Opinião
Ações paliativas e a bomba relógio das tarifas no Brasil
Já há algum tempo, ano após ano, observamos a consolidação de um mantra no setor elétrico: “Brasil: o país da energia barata e da tarifa cara”. Leia o artigo de nosso colunista Frederico Accon.
Coautor: Mariana Saragoça
Ainda que, ao longo dos anos, tenhamos observado uma redução do custo operacional e ganhos de eficiência na prestação dos serviços de energia elétrica e, até mesmo, a redução do custo para geração de energia, em especial por fontes renováveis solar e eólica, o preço das tarifas tem sido sistematicamente pressionado, muito em razão do crescimento exponencial dos subsídios e encargos setoriais.

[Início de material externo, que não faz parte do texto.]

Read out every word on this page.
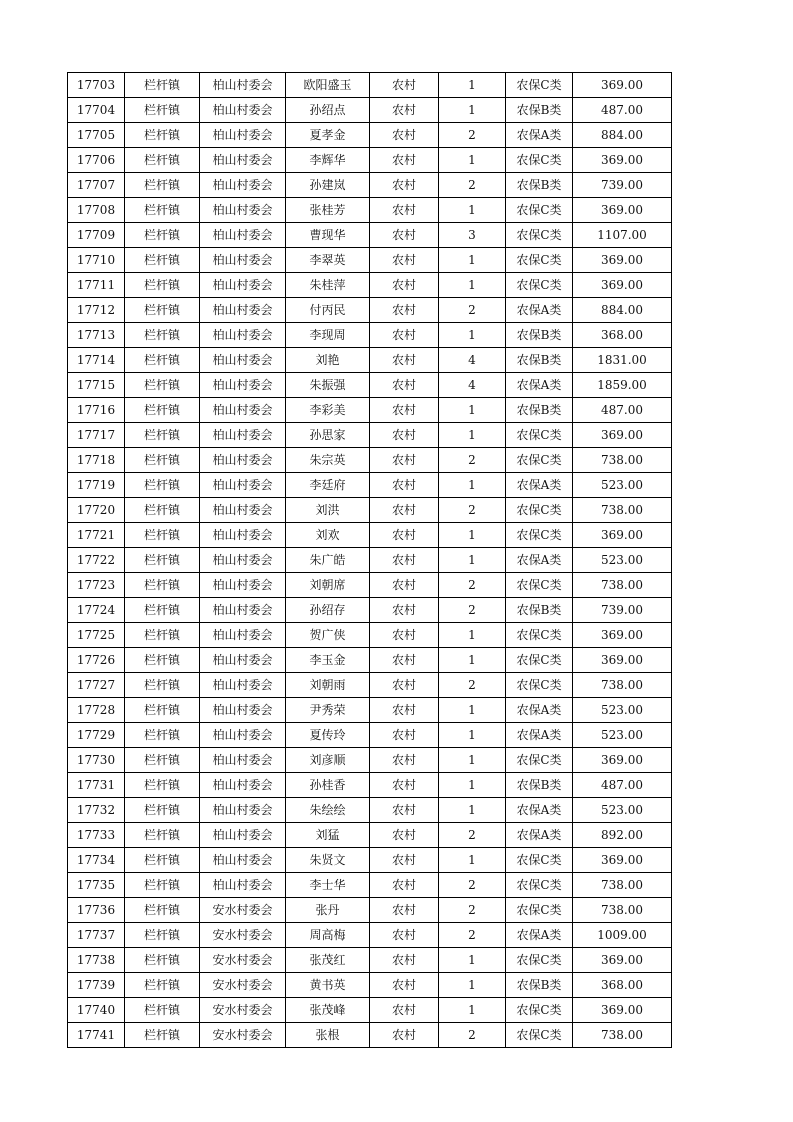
17703	栏杆镇	柏山村委会	欧阳盛玉	农村	1	农保C类	369.00
17704	栏杆镇	柏山村委会	孙绍点	农村	1	农保B类	487.00
17705	栏杆镇	柏山村委会	夏孝金	农村	2	农保A类	884.00
17706	栏杆镇	柏山村委会	李辉华	农村	1	农保C类	369.00
17707	栏杆镇	柏山村委会	孙建岚	农村	2	农保B类	739.00
17708	栏杆镇	柏山村委会	张桂芳	农村	1	农保C类	369.00
17709	栏杆镇	柏山村委会	曹现华	农村	3	农保C类	1107.00
17710	栏杆镇	柏山村委会	李翠英	农村	1	农保C类	369.00
17711	栏杆镇	柏山村委会	朱桂萍	农村	1	农保C类	369.00
17712	栏杆镇	柏山村委会	付丙民	农村	2	农保A类	884.00
17713	栏杆镇	柏山村委会	李现周	农村	1	农保B类	368.00
17714	栏杆镇	柏山村委会	刘艳	农村	4	农保B类	1831.00
17715	栏杆镇	柏山村委会	朱振强	农村	4	农保A类	1859.00
17716	栏杆镇	柏山村委会	李彩美	农村	1	农保B类	487.00
17717	栏杆镇	柏山村委会	孙思家	农村	1	农保C类	369.00
17718	栏杆镇	柏山村委会	朱宗英	农村	2	农保C类	738.00
17719	栏杆镇	柏山村委会	李廷府	农村	1	农保A类	523.00
17720	栏杆镇	柏山村委会	刘洪	农村	2	农保C类	738.00
17721	栏杆镇	柏山村委会	刘欢	农村	1	农保C类	369.00
17722	栏杆镇	柏山村委会	朱广皓	农村	1	农保A类	523.00
17723	栏杆镇	柏山村委会	刘朝席	农村	2	农保C类	738.00
17724	栏杆镇	柏山村委会	孙绍存	农村	2	农保B类	739.00
17725	栏杆镇	柏山村委会	贺广侠	农村	1	农保C类	369.00
17726	栏杆镇	柏山村委会	李玉金	农村	1	农保C类	369.00
17727	栏杆镇	柏山村委会	刘朝雨	农村	2	农保C类	738.00
17728	栏杆镇	柏山村委会	尹秀荣	农村	1	农保A类	523.00
17729	栏杆镇	柏山村委会	夏传玲	农村	1	农保A类	523.00
17730	栏杆镇	柏山村委会	刘彦顺	农村	1	农保C类	369.00
17731	栏杆镇	柏山村委会	孙桂香	农村	1	农保B类	487.00
17732	栏杆镇	柏山村委会	朱绘绘	农村	1	农保A类	523.00
17733	栏杆镇	柏山村委会	刘猛	农村	2	农保A类	892.00
17734	栏杆镇	柏山村委会	朱贤文	农村	1	农保C类	369.00
17735	栏杆镇	柏山村委会	李士华	农村	2	农保C类	738.00
17736	栏杆镇	安水村委会	张丹	农村	2	农保C类	738.00
17737	栏杆镇	安水村委会	周高梅	农村	2	农保A类	1009.00
17738	栏杆镇	安水村委会	张茂红	农村	1	农保C类	369.00
17739	栏杆镇	安水村委会	黄书英	农村	1	农保B类	368.00
17740	栏杆镇	安水村委会	张茂峰	农村	1	农保C类	369.00
17741	栏杆镇	安水村委会	张根	农村	2	农保C类	738.00
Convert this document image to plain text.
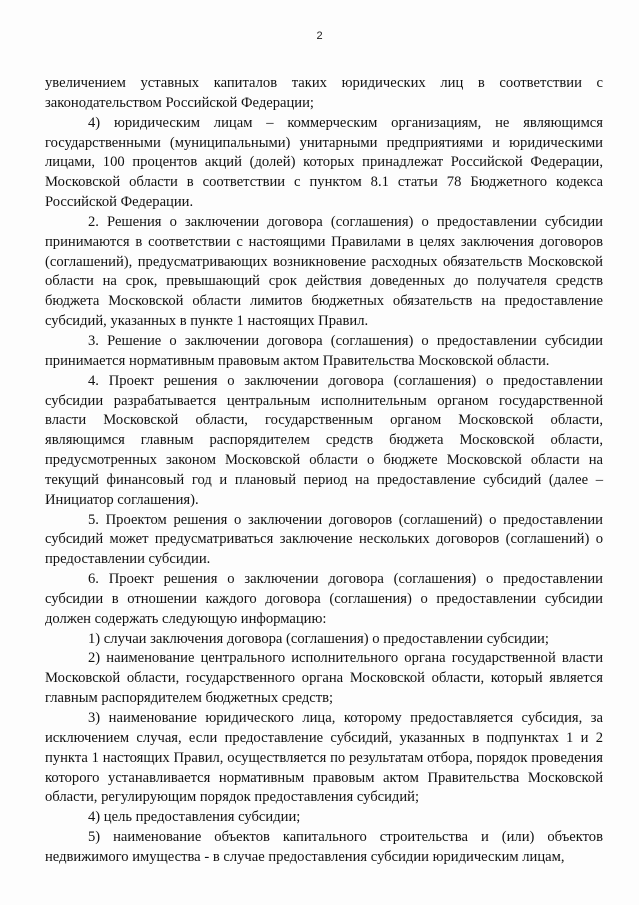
2

увеличением уставных капиталов таких юридических лиц в соответствии с законодательством Российской Федерации;

4) юридическим лицам – коммерческим организациям, не являющимся государственными (муниципальными) унитарными предприятиями и юридическими лицами, 100 процентов акций (долей) которых принадлежат Российской Федерации, Московской области в соответствии с пунктом 8.1 статьи 78 Бюджетного кодекса Российской Федерации.

2. Решения о заключении договора (соглашения) о предоставлении субсидии принимаются в соответствии с настоящими Правилами в целях заключения договоров (соглашений), предусматривающих возникновение расходных обязательств Московской области на срок, превышающий срок действия доведенных до получателя средств бюджета Московской области лимитов бюджетных обязательств на предоставление субсидий, указанных в пункте 1 настоящих Правил.

3. Решение о заключении договора (соглашения) о предоставлении субсидии принимается нормативным правовым актом Правительства Московской области.

4. Проект решения о заключении договора (соглашения) о предоставлении субсидии разрабатывается центральным исполнительным органом государственной власти Московской области, государственным органом Московской области, являющимся главным распорядителем средств бюджета Московской области, предусмотренных законом Московской области о бюджете Московской области на текущий финансовый год и плановый период на предоставление субсидий (далее – Инициатор соглашения).

5. Проектом решения о заключении договоров (соглашений) о предоставлении субсидий может предусматриваться заключение нескольких договоров (соглашений) о предоставлении субсидии.

6. Проект решения о заключении договора (соглашения) о предоставлении субсидии в отношении каждого договора (соглашения) о предоставлении субсидии должен содержать следующую информацию:

1) случаи заключения договора (соглашения) о предоставлении субсидии;

2) наименование центрального исполнительного органа государственной власти Московской области, государственного органа Московской области, который является главным распорядителем бюджетных средств;

3) наименование юридического лица, которому предоставляется субсидия, за исключением случая, если предоставление субсидий, указанных в подпунктах 1 и 2 пункта 1 настоящих Правил, осуществляется по результатам отбора, порядок проведения которого устанавливается нормативным правовым актом Правительства Московской области, регулирующим порядок предоставления субсидий;

4) цель предоставления субсидии;

5) наименование объектов капитального строительства и (или) объектов недвижимого имущества - в случае предоставления субсидии юридическим лицам,
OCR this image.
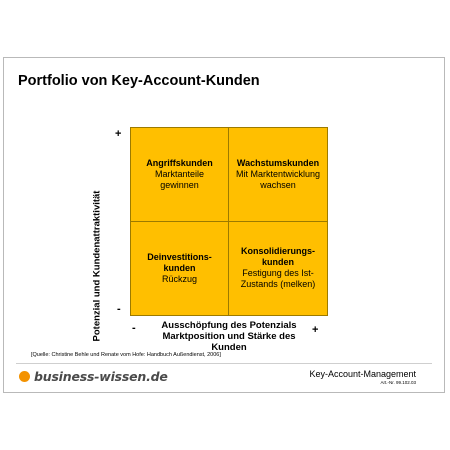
Portfolio von Key-Account-Kunden
Potenzial und Kundenattraktivität
+
-
Angriffskunden
Marktanteile gewinnen
Wachstumskunden
Mit Marktentwicklung wachsen
Deinvestitions-kunden
Rückzug
Konsolidierungs-kunden
Festigung des Ist-Zustands (melken)
-	+
Ausschöpfung des Potenzials
Marktposition und Stärke des Kunden
[Quelle: Christine Behle und Renate vom Hofe: Handbuch Außendienst, 2006]
business-wissen.de	Key-Account-Management
Art.-Nr. 99.102.03
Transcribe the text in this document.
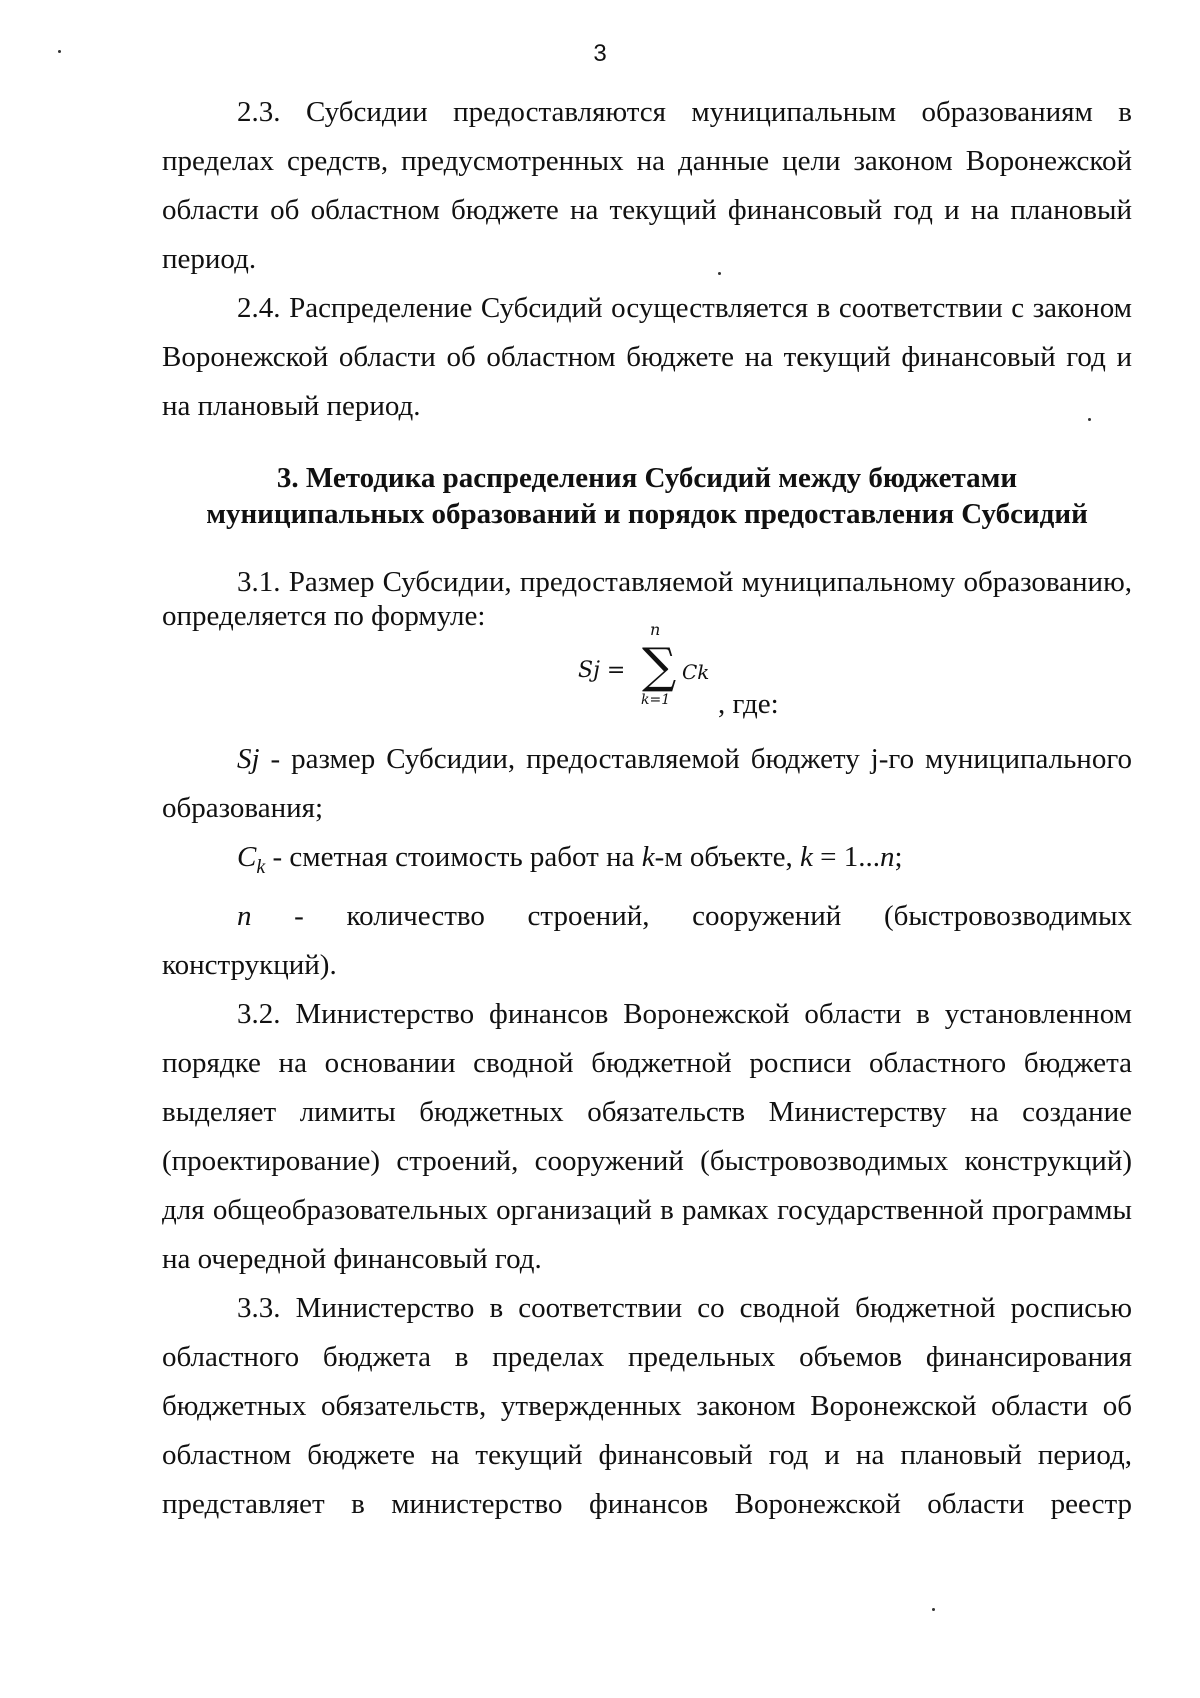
3

2.3. Субсидии предоставляются муниципальным образованиям в пределах средств, предусмотренных на данные цели законом Воронежской области об областном бюджете на текущий финансовый год и на плановый период.

2.4. Распределение Субсидий осуществляется в соответствии с законом Воронежской области об областном бюджете на текущий финансовый год и на плановый период.

3. Методика распределения Субсидий между бюджетами
муниципальных образований и порядок предоставления Субсидий

3.1. Размер Субсидии, предоставляемой муниципальному образованию, определяется по формуле:

Sj =
n
∑
k=1
Ck
, где:

Sj - размер Субсидии, предоставляемой бюджету j-го муниципального образования;

$C_k$ - сметная стоимость работ на k-м объекте, k = 1...n;

n - количество строений, сооружений (быстровозводимых

конструкций).

3.2. Министерство финансов Воронежской области в установленном порядке на основании сводной бюджетной росписи областного бюджета выделяет лимиты бюджетных обязательств Министерству на создание (проектирование) строений, сооружений (быстровозводимых конструкций) для общеобразовательных организаций в рамках государственной программы на очередной финансовый год.

3.3. Министерство в соответствии со сводной бюджетной росписью областного бюджета в пределах предельных объемов финансирования бюджетных обязательств, утвержденных законом Воронежской области об областном бюджете на текущий финансовый год и на плановый период, представляет в министерство финансов Воронежской области реестр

Isto pode ser facilmente visualizado se observado o orçamento da Conta de Desenvolvimento Energético - CDE que saltou de cerca de R$ 14,1 bilhões em 2013 para R$ 34,9 bilhões em 2023, como destacado em A intervenção do Poder Legislativo e o Custo da Tarifa de Energia.
Grande parte do setor – senão todos que nele atuam – não tem dúvidas quanto à necessidade e urgência de medidas estruturais e de longo prazo para garantir o equilíbrio e a modicidade tarifária. Não obstante isso, o setor elétrico continua cometendo erros antigos.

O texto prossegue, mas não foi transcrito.